I tried to encourage my son to enjoy his senior in high school with no regrets for when it finally arrives everything will become nothing but a memory with no going back. Freedom from high school feels great at the moment, but when you look at how you spent your time could be filled with regrets. I am encouraging my daughter to enjoy everyday as though it was her last day in high school creating good memories before it all enters into the past and can never be repeated.
My wife had an Uncle of whom I grew to love and appreciate. He developed a heart condition. I felt like I needed to video tape our family get together because it may be the last time we see him alive. Unknowingly, it was a short time later he fell over with a heart attack and was gone. I am glad I spent the time carefully recording the laughter, the games, and the family fellowship. I became the family video guy for all occasions. I spent my time recording others having a good time with no regrets because one Christmas was the last Christmas my brother-in-law would have with his wife and 2-year-old son. When the son reached his upper teenage years I put together all the videos of his dad before he was killed in a car accident. We are all under the time spout flowing out the seconds that we live not knowing when the time will come for it to turn off on us. Someone or something will spend your life for you. Take control of your seconds and live them fulfilled as much as possible.

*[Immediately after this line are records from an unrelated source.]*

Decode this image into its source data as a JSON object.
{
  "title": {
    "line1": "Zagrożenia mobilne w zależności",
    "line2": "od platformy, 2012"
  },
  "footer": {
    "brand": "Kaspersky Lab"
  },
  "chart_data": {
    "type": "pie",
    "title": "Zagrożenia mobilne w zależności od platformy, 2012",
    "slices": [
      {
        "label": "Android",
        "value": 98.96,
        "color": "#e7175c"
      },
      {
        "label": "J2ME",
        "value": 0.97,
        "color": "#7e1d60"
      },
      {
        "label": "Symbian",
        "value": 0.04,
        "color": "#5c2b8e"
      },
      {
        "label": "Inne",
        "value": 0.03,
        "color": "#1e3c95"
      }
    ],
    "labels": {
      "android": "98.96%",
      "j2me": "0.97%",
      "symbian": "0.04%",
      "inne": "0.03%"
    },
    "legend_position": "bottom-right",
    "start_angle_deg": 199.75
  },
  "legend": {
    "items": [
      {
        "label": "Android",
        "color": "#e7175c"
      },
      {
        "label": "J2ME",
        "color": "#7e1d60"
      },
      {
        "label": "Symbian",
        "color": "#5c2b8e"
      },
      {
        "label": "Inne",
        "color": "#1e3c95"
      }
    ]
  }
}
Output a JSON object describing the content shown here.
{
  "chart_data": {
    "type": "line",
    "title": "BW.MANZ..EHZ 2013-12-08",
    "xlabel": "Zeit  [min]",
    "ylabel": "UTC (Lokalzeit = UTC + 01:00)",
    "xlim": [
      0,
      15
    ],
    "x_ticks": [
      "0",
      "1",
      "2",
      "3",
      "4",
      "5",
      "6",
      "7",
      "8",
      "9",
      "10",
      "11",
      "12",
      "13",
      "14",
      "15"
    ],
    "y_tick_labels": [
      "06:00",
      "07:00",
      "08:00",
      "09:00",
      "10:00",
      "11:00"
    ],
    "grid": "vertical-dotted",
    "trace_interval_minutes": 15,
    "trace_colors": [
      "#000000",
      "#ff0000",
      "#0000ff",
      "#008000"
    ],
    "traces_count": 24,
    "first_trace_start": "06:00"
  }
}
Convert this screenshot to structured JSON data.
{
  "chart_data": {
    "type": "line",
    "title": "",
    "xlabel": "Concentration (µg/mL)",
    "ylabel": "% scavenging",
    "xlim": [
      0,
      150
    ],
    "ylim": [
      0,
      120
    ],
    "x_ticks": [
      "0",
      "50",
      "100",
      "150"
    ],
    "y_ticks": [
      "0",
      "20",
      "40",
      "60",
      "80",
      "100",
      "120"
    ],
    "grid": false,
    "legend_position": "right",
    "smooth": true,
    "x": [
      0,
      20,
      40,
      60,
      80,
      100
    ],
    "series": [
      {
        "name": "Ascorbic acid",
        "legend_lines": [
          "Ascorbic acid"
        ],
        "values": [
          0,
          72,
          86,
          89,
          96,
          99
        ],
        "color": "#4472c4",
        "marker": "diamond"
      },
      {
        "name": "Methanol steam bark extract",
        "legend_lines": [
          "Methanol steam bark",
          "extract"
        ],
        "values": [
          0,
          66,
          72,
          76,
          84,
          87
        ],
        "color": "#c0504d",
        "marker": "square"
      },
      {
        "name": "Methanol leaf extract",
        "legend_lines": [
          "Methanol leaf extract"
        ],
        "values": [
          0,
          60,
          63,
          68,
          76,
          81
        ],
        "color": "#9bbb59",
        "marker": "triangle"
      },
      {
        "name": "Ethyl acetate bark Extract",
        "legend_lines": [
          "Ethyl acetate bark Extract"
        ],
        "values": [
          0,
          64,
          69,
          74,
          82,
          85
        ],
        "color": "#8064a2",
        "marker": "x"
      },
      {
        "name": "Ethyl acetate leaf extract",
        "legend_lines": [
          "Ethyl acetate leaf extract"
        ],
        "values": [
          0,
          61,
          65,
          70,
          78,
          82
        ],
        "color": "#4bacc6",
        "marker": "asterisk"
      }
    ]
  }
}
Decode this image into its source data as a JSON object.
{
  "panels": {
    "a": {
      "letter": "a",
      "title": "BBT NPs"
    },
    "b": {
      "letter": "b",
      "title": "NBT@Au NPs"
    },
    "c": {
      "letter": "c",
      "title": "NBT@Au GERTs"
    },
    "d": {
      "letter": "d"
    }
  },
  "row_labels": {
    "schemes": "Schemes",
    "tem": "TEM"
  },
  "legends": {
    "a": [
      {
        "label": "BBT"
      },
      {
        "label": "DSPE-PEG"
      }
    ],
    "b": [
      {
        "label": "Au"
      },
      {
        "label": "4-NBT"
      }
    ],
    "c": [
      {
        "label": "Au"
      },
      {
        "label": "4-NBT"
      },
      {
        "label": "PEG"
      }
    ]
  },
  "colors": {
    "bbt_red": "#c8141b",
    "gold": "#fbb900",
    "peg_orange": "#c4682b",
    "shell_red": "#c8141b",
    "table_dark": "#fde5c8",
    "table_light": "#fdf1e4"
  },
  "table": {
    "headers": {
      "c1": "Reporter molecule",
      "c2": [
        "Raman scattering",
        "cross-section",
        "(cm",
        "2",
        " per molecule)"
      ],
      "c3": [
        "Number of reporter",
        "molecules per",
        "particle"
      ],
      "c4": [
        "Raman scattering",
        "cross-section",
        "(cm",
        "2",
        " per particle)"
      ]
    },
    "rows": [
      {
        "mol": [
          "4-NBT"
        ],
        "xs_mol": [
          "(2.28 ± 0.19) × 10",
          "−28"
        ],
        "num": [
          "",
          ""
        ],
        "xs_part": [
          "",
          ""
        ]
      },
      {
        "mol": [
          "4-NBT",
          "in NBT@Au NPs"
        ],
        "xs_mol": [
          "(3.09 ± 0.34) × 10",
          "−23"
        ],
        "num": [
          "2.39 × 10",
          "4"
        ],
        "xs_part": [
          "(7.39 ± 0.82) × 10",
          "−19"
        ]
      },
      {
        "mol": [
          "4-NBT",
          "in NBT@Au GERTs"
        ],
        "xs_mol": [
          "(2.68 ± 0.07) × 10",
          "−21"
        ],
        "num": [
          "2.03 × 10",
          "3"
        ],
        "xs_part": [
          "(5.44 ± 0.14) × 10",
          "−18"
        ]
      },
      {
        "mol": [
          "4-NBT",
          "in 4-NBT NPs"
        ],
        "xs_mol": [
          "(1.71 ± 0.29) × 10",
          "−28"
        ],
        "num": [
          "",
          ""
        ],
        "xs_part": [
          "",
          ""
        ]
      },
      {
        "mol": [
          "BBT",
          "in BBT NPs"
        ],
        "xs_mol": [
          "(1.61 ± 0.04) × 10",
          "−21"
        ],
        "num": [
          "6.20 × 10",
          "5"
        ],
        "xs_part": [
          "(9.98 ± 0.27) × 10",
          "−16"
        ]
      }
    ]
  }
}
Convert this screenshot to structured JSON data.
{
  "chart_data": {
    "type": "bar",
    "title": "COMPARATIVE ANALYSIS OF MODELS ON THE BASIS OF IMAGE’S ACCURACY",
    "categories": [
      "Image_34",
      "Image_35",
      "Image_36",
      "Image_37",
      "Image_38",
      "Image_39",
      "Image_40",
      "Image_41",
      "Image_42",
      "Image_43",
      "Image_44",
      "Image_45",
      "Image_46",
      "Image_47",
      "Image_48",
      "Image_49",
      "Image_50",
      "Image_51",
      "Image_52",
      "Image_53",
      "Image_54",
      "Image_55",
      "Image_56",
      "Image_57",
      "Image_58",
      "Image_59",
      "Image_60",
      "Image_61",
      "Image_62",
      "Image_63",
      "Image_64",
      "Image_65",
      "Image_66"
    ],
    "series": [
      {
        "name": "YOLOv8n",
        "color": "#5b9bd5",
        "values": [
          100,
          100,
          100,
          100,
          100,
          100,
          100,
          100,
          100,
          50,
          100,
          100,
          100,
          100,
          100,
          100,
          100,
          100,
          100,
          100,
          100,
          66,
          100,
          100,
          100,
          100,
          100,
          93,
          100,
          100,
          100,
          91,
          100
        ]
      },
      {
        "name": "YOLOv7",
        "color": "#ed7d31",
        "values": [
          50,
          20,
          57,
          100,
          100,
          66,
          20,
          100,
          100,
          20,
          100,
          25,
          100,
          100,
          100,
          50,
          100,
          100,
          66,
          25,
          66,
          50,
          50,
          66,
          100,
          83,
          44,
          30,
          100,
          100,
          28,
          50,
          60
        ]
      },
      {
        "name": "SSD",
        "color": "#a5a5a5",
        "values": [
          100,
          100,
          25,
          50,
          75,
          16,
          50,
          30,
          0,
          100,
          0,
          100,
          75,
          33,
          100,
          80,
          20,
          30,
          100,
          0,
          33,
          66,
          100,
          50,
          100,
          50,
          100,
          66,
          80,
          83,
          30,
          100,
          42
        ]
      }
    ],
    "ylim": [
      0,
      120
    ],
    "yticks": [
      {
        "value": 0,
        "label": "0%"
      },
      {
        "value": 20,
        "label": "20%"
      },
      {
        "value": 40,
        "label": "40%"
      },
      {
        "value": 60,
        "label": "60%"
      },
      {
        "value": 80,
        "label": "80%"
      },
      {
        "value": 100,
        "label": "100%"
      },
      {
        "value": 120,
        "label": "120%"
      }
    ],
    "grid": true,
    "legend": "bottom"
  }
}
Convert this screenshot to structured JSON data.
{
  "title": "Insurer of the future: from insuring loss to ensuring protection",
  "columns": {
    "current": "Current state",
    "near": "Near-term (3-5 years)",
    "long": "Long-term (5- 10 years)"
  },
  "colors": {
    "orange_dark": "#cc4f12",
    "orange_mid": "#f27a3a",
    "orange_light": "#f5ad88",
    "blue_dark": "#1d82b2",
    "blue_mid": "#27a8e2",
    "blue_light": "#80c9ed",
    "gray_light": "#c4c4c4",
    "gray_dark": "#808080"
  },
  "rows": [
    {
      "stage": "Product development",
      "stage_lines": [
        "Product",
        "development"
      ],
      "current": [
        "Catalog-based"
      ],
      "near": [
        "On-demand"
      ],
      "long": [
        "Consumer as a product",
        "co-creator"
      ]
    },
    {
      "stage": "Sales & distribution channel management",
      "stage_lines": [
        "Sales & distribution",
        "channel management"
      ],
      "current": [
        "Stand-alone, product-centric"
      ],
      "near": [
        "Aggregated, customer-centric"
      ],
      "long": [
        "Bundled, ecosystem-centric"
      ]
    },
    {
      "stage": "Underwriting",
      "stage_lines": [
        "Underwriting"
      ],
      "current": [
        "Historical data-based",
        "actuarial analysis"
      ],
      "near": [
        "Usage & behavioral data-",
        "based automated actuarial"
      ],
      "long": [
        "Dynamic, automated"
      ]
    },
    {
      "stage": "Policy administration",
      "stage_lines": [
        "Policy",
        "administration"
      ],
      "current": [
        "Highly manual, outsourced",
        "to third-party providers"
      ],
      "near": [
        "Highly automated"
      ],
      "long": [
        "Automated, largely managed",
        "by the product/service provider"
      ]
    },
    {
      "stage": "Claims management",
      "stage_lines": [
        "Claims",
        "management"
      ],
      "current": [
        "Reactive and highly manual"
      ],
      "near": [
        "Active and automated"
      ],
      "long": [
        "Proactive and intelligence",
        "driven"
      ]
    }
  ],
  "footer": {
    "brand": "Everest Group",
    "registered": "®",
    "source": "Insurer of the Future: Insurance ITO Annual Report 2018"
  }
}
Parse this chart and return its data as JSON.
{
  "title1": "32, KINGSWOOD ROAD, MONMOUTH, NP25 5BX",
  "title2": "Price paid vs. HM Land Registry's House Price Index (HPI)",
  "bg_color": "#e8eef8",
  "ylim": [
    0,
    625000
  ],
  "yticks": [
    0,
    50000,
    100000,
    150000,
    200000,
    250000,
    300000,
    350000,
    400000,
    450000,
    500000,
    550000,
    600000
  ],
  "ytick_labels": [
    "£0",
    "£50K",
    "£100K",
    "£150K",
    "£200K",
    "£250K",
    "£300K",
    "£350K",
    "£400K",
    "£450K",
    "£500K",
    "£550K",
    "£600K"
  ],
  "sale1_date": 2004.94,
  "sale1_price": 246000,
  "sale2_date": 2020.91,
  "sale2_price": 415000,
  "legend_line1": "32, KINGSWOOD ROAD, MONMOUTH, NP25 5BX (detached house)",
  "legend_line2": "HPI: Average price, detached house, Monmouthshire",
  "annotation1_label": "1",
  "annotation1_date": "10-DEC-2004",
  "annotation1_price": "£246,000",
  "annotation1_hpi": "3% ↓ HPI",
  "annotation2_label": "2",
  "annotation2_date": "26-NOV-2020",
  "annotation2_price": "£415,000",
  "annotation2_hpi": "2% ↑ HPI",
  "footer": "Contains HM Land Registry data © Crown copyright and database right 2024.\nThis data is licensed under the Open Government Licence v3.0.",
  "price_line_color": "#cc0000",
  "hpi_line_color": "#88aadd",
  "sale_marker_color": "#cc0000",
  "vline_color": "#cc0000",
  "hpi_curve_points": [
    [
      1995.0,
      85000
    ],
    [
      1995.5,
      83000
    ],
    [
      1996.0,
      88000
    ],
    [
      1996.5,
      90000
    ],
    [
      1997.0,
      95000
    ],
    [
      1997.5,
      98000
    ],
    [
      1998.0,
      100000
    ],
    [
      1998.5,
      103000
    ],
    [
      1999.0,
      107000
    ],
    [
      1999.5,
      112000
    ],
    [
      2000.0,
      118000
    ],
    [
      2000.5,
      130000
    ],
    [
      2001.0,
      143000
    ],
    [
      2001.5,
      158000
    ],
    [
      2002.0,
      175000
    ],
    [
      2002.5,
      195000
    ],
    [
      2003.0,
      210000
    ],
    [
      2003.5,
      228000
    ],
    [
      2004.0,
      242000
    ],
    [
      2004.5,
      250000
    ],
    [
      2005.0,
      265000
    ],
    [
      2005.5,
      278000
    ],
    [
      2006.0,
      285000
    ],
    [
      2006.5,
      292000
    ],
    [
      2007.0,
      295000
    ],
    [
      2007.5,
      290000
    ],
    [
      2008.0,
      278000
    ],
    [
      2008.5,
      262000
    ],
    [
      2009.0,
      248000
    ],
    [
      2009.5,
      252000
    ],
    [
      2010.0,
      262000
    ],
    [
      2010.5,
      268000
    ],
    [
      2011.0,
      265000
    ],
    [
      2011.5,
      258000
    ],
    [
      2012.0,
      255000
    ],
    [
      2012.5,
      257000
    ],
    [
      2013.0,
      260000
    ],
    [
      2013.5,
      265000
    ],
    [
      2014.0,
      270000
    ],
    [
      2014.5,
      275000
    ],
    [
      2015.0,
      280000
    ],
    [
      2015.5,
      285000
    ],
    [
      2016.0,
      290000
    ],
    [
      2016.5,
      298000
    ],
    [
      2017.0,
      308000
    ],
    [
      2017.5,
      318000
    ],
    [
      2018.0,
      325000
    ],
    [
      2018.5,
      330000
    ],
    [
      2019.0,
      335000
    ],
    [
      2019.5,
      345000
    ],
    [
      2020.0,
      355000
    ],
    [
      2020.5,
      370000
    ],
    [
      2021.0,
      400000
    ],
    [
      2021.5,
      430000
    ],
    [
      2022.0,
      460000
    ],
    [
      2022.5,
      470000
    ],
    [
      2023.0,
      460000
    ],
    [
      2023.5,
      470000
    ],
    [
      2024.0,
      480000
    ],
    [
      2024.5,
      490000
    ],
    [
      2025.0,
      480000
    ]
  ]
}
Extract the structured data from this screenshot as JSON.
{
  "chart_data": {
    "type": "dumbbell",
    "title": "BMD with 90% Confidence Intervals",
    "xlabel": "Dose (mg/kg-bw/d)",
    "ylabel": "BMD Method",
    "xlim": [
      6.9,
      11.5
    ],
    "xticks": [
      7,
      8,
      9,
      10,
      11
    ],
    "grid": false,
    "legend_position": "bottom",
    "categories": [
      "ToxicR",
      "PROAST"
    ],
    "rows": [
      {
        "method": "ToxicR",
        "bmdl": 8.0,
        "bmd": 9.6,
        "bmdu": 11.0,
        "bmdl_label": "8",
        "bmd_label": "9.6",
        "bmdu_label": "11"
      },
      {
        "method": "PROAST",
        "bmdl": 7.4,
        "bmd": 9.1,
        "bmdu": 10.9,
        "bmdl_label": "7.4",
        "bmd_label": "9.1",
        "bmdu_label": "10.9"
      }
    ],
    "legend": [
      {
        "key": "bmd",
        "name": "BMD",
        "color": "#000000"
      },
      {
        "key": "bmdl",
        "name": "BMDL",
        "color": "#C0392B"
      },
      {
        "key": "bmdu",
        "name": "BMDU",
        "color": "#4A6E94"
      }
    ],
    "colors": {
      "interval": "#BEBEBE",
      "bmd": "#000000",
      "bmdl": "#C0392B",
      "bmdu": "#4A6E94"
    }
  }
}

In the movie Saving Private Ryan the last words he spoke at the grave site really leaped out to me when he said, “Everyday I think about what you said to me that day on the bridge; I’ve tried to live my life the best that I could. I hope that it was enough. I hope, that at least in your eyes, I earned what you have done for me.” I have buried my earthly father of whom I love very much and am grateful for the life he taught me how to live. He may not have been able to give me large amounts of money to spend, but he spent his life giving me the example of how to live this life the right way without wasting precious time on meaningless things. Spend yourself in a way that those around you will talk about you for years to come as a person who earned their spot in life worthy of those who sacrificed.
You only have one life to live, live it wisely. Life is too short to go through it bitter and upset. Thank you for reading and have a great day in-spite of what comes your way.